Thanks to our wonderful clients, colleagues, family and supporters, this year has been a year of unprecedented growth at Wald Law.

This week, I will celebrate my first anniversary as THE WALD LAW GROUP, in a downtown law office that I share with Deb Kinney, estate planning attorney extraordinaire -- and those of you who haven't visited us yet should come on by!

This week, I will celebrate my first year of working with attorney Paul Thorndal -- and we look forward to Paul spending 2008 growing our divorce/dissolution practice, including both negotiation and litigation, while I focus on our family formation practice (primarily adoptions and assisted reproduction work), collaborative divorces, and litigated parentage cases, adoptions and guardianships. This division of labor will allow our combined years of experience and expertise to be put to best use.

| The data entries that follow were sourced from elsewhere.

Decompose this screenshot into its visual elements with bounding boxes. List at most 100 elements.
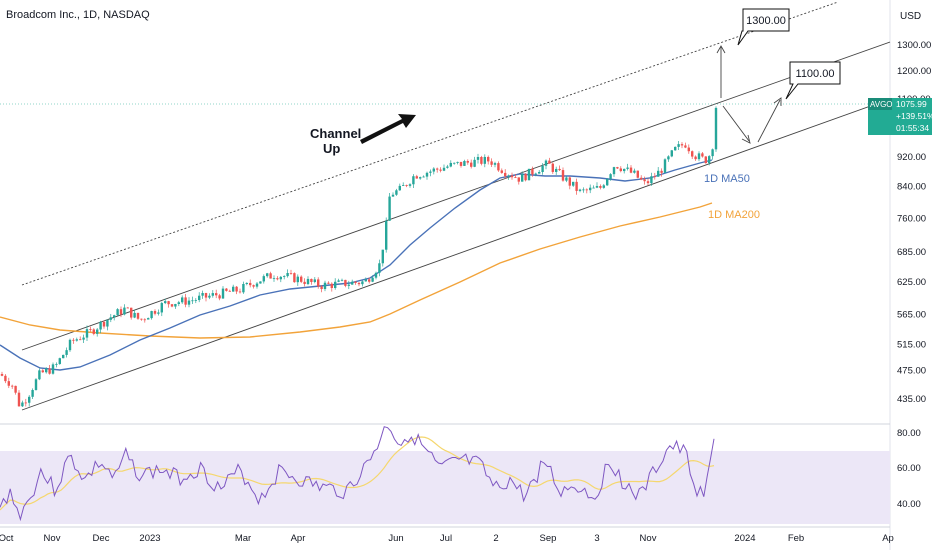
candle-body: [62, 354, 65, 359]
candle-body: [143, 319, 146, 321]
candle-body: [459, 161, 463, 166]
candle-body: [55, 363, 58, 365]
candle-body: [24, 402, 27, 404]
candle-body: [252, 285, 255, 287]
candle-body: [402, 185, 405, 186]
candle-body: [595, 186, 599, 188]
price-tick-label: 1300.00: [897, 40, 931, 51]
candle-body: [116, 309, 119, 316]
candle-body: [31, 389, 34, 397]
time-tick-label: Jul: [440, 533, 452, 544]
target-1100-label: 1100.00: [796, 68, 835, 80]
candle-body: [589, 187, 592, 191]
badge-symbol: AVGO: [870, 100, 893, 109]
candle-body: [708, 156, 711, 164]
candle-body: [650, 176, 653, 184]
candle-body: [660, 170, 663, 173]
channel-arrow-icon: [360, 114, 416, 144]
price-tick-label: 1200.00: [897, 66, 931, 77]
candle-body: [398, 185, 401, 191]
rsi-ma-line: [0, 436, 715, 511]
candle-body: [429, 171, 432, 173]
candle-body: [582, 189, 585, 191]
candle-body: [194, 300, 197, 301]
candle-body: [255, 283, 259, 287]
candle-body: [181, 297, 184, 303]
candle-body: [177, 302, 180, 304]
candle-body: [504, 172, 507, 177]
candle-body: [21, 402, 24, 407]
candle-body: [238, 291, 242, 293]
candle-body: [174, 303, 177, 307]
candle-body: [534, 173, 537, 175]
candle-body: [521, 173, 524, 182]
time-tick-label: Feb: [788, 533, 804, 544]
price-tick-label: 435.00: [897, 394, 926, 405]
candle-body: [306, 278, 310, 285]
candle-body: [45, 368, 48, 373]
candle-body: [157, 312, 160, 314]
candle-body: [286, 273, 289, 277]
candle-body: [153, 311, 157, 314]
candle-body: [565, 177, 568, 181]
candle-body: [480, 156, 483, 164]
candle-body: [92, 329, 95, 334]
candle-body: [218, 295, 221, 299]
candle-body: [470, 162, 473, 167]
candle-body: [41, 370, 44, 373]
badge-change: +139.51%: [896, 111, 932, 121]
candle-body: [211, 293, 214, 296]
candle-body: [133, 312, 136, 318]
candle-body: [510, 175, 514, 178]
candle-body: [395, 190, 398, 195]
candle-body: [371, 277, 374, 282]
candle-body: [126, 307, 129, 309]
candle-body: [629, 167, 633, 173]
candle-body: [657, 170, 660, 177]
candle-body: [636, 170, 639, 178]
candle-body: [85, 329, 89, 338]
candle-body: [79, 339, 82, 341]
ma50-line: [0, 159, 713, 371]
target-1300-callout: 1300.00: [737, 8, 790, 46]
candle-body: [714, 107, 718, 150]
candle-body: [184, 297, 187, 305]
badge-countdown: 01:55:34: [896, 123, 929, 133]
candle-body: [425, 172, 429, 177]
candle-body: [296, 276, 299, 283]
candle-body: [555, 168, 558, 172]
candle-body: [89, 329, 92, 330]
candle-body: [432, 168, 435, 172]
time-tick-label: Ap: [882, 533, 894, 544]
candle-body: [453, 162, 456, 164]
candle-body: [561, 170, 565, 181]
candle-body: [7, 381, 10, 386]
candle-body: [279, 276, 282, 280]
candle-body: [262, 276, 265, 282]
rsi-line: [0, 426, 715, 522]
price-tick-label: 475.00: [897, 366, 926, 377]
candle-body: [167, 301, 170, 305]
price-tick-label: 565.00: [897, 309, 926, 320]
candle-body: [538, 172, 541, 174]
time-axis-ticks: Oct Nov Dec 2023 Mar Apr Jun Jul 2 Sep 3 Nov 2024 Feb…: [0, 533, 894, 544]
candle-body: [14, 385, 17, 393]
rsi-axis-ticks: 40.00 60.00 80.00: [897, 428, 921, 510]
candle-body: [436, 168, 439, 170]
price-badge: AVGO 1075.99 +139.51% 01:55:34: [868, 98, 932, 135]
time-tick-label: 2024: [734, 533, 755, 544]
candle-body: [136, 312, 140, 319]
candle-body: [551, 163, 554, 172]
candle-body: [344, 279, 347, 286]
price-tick-label: 760.00: [897, 214, 926, 225]
candle-body: [208, 295, 211, 298]
candle-body: [109, 317, 112, 320]
candle-body: [160, 303, 163, 313]
candle-body: [497, 163, 500, 171]
candle-body: [653, 176, 656, 178]
candle-body: [463, 161, 466, 166]
candle-body: [113, 315, 116, 318]
candle-body: [48, 368, 51, 374]
candle-body: [191, 300, 194, 302]
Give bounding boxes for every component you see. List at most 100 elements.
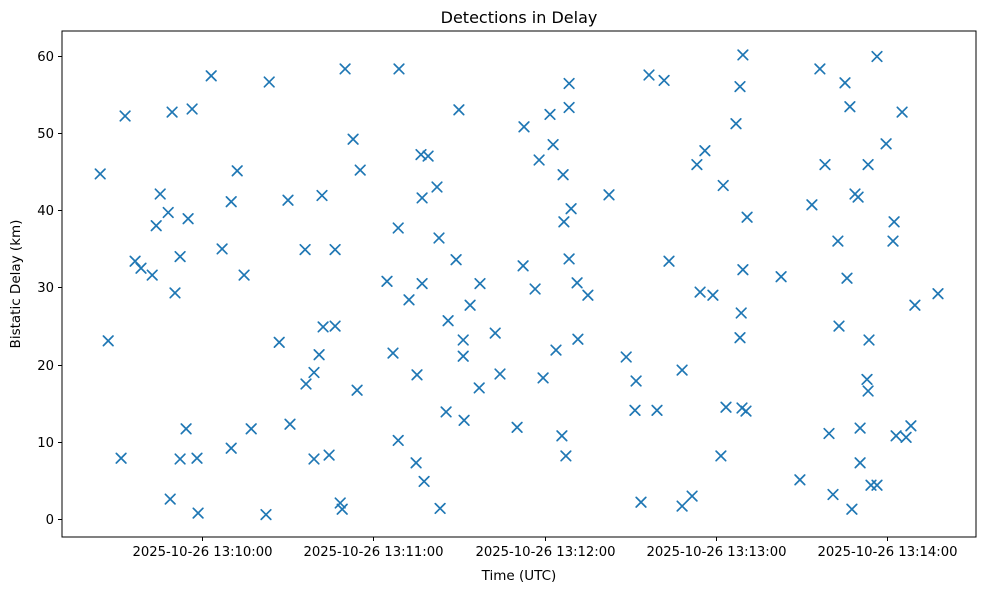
scatter-point bbox=[741, 211, 753, 223]
x-tick-label: 2025-10-26 13:14:00 bbox=[817, 545, 957, 560]
scatter-point bbox=[550, 344, 562, 356]
scatter-point bbox=[737, 49, 749, 61]
scatter-point bbox=[300, 378, 312, 390]
scatter-point bbox=[841, 272, 853, 284]
scatter-point bbox=[135, 262, 147, 274]
scatter-point bbox=[169, 287, 181, 299]
scatter-point bbox=[905, 420, 917, 432]
scatter-point bbox=[734, 80, 746, 93]
scatter-point bbox=[852, 191, 864, 203]
scatter-point bbox=[347, 133, 359, 145]
scatter-point bbox=[308, 453, 320, 465]
scatter-point bbox=[308, 366, 320, 379]
scatter-point bbox=[433, 232, 445, 244]
scatter-point bbox=[238, 269, 250, 281]
scatter-point bbox=[146, 269, 158, 281]
scatter-point bbox=[537, 372, 549, 384]
scatter-point bbox=[557, 169, 569, 181]
scatter-point bbox=[381, 275, 393, 287]
scatter-point bbox=[806, 199, 818, 211]
scatter-point bbox=[819, 158, 831, 171]
scatter-point bbox=[871, 50, 883, 63]
scatter-point bbox=[560, 450, 572, 462]
scatter-point bbox=[720, 401, 732, 413]
scatter-point bbox=[932, 288, 944, 300]
scatter-point bbox=[180, 423, 192, 435]
scatter-point bbox=[887, 235, 899, 247]
scatter-point bbox=[282, 194, 294, 206]
scatter-point bbox=[863, 334, 875, 346]
scatter-point bbox=[572, 333, 584, 345]
scatter-point bbox=[620, 351, 632, 363]
x-tick-label: 2025-10-26 13:12:00 bbox=[475, 545, 615, 560]
scatter-point bbox=[216, 243, 228, 255]
scatter-point bbox=[676, 364, 688, 376]
scatter-point bbox=[558, 216, 570, 228]
scatter-point bbox=[416, 192, 428, 204]
scatter-point bbox=[823, 427, 835, 440]
scatter-point bbox=[571, 277, 583, 289]
scatter-point bbox=[909, 299, 921, 311]
scatter-point bbox=[699, 145, 711, 157]
scatter-point bbox=[707, 289, 719, 301]
axis-ticks: 2025-10-26 13:10:00 2025-10-26 13:11:00 20… bbox=[37, 50, 957, 560]
scatter-point bbox=[489, 327, 501, 339]
scatter-point bbox=[186, 103, 198, 115]
scatter-point bbox=[164, 493, 176, 505]
scatter-point bbox=[434, 502, 446, 515]
scatter-point bbox=[392, 222, 404, 234]
scatter-point bbox=[323, 449, 335, 461]
chart-title: Detections in Delay bbox=[441, 8, 598, 27]
y-tick-label: 40 bbox=[37, 204, 54, 219]
scatter-point bbox=[832, 235, 844, 247]
scatter-point bbox=[102, 335, 114, 347]
scatter-point bbox=[174, 453, 186, 465]
scatter-point bbox=[694, 286, 706, 298]
scatter-point bbox=[162, 206, 174, 219]
scatter-point bbox=[284, 418, 296, 430]
scatter-point bbox=[166, 106, 178, 118]
scatter-point bbox=[410, 457, 422, 469]
scatter-point bbox=[457, 350, 469, 362]
scatter-point bbox=[890, 430, 902, 442]
scatter-point bbox=[329, 320, 341, 332]
scatter-point bbox=[862, 385, 874, 397]
y-tick-label: 10 bbox=[37, 436, 54, 451]
scatter-point bbox=[730, 118, 742, 130]
y-tick-label: 30 bbox=[37, 281, 54, 296]
scatter-point bbox=[411, 369, 423, 381]
scatter-point bbox=[518, 121, 530, 133]
x-tick-label: 2025-10-26 13:10:00 bbox=[132, 545, 272, 560]
scatter-point bbox=[273, 336, 285, 348]
scatter-point bbox=[473, 382, 485, 394]
scatter-point bbox=[231, 165, 243, 177]
scatter-point bbox=[354, 164, 366, 176]
scatter-point bbox=[556, 430, 568, 442]
scatter-point bbox=[833, 320, 845, 332]
x-tick-label: 2025-10-26 13:11:00 bbox=[303, 545, 443, 560]
scatter-point bbox=[403, 294, 415, 306]
scatter-point bbox=[205, 70, 217, 82]
scatter-point bbox=[827, 488, 839, 501]
scatter-point bbox=[94, 168, 106, 180]
scatter-point bbox=[119, 110, 131, 122]
scatter-point bbox=[245, 423, 257, 435]
scatter-point bbox=[422, 150, 434, 162]
scatter-point bbox=[565, 203, 577, 215]
x-tick-label: 2025-10-26 13:13:00 bbox=[646, 545, 786, 560]
scatter-point bbox=[715, 450, 727, 462]
scatter-point bbox=[154, 188, 166, 200]
scatter-point bbox=[846, 503, 858, 515]
scatter-point bbox=[529, 283, 541, 295]
scatter-point bbox=[563, 77, 575, 90]
scatter-point bbox=[854, 422, 866, 434]
scatter-point bbox=[814, 63, 826, 75]
scatter-point bbox=[629, 404, 641, 416]
scatter-point bbox=[735, 307, 747, 319]
scatter-point bbox=[563, 253, 575, 265]
scatter-point bbox=[450, 254, 462, 266]
scatter-point bbox=[844, 101, 856, 113]
scatter-point bbox=[871, 479, 883, 491]
scatter-point bbox=[494, 368, 506, 380]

This year, in April, we will see the implementation of the Hague Convention on intercountry adoptions, which will change the way that international adoptions are handled around the world and, especially, here in the United States, and with profound implications for the ability of single people and gay couples to adopt abroad.

This year, the California Supreme Court will rule on whether the state government's refusal to allow same-sex couples to marry violates the state Constitution -- a ruling expected to have major implications for the national movement toward marriage equality.

This year, my older son will start high school, and my younger son will start 7th grade, as their exciting and relentless march toward adulthood continues. And this year, my partner and I will celebrate our 27th anniversary, meaning that we will have been together for more than half of each other's lives -- a source of continuing amazement, pride and joy.

This year holds so much promise, and also so much to be concerned about -- the continued war in Iraq, continuing economic challenges for so many here at home, on-going concern about the impact of our modern society on nature and the environment -- and, of course, this year brings us a national election that could effect all of these things and so much more.

So, as we leave 2007 behind and move into 2008, I wish all of you reading this blog -- wherever you may be -- peace and comfort, your share of happiness, good health, and something to make you proud in the New Year.

Sunday, December 23, 2007

Happy Holidays from Waldlaw!

It's that time of year again.... My family, being a mixture of Jewish and Christian, celebrates almost any holiday that comes our way. When our children were little, for one year we tried celebrating both Chanukah and Christmas with gifts, and one year convinced us that this wasn't a good plan. Our older son was born in mid-November; our younger son in January -- so for that year, there were birthday gifts in November, then 8 nights of Chanukah gifts, then Christmas gifts, then birthday gifts in January again.... By the end of January, we had convinced our children that they were entitled to presents every few weeks regardless, and February and March ended up being pretty bleak months of "where's my next present" mayhem. We learned from that experience.... So now, Chanukah is the festival of light that it started out as -- we light candles every night, eat latkes (potato pancakes), sing songs. The kids fight over whose turn it is to light the candles, and don't even remember that once there were presents. We gather with Jewish friends to share the warmth of good food and company, and each year our children make a donation to a charity of choice as a way of giving thanks for what we have that others don't. And then comes Christmas.... We, as many of you, are caught up in the whirlwind of out-of-town family arriving; last minute shopping; planning menus; wandering the neighborhood looking at lights. It is, truly, a magical time of year -- and if we can avoid the malls, it is a joyful holiday. I hope that all of you find a way to celebrate this holiday season that reminds you of all the blessings in your life, whatever they may be. From all of us at Waldlaw, we wish you a wonderful, restful holiday season and look forward to sharing a healthy, happy and productive 2008.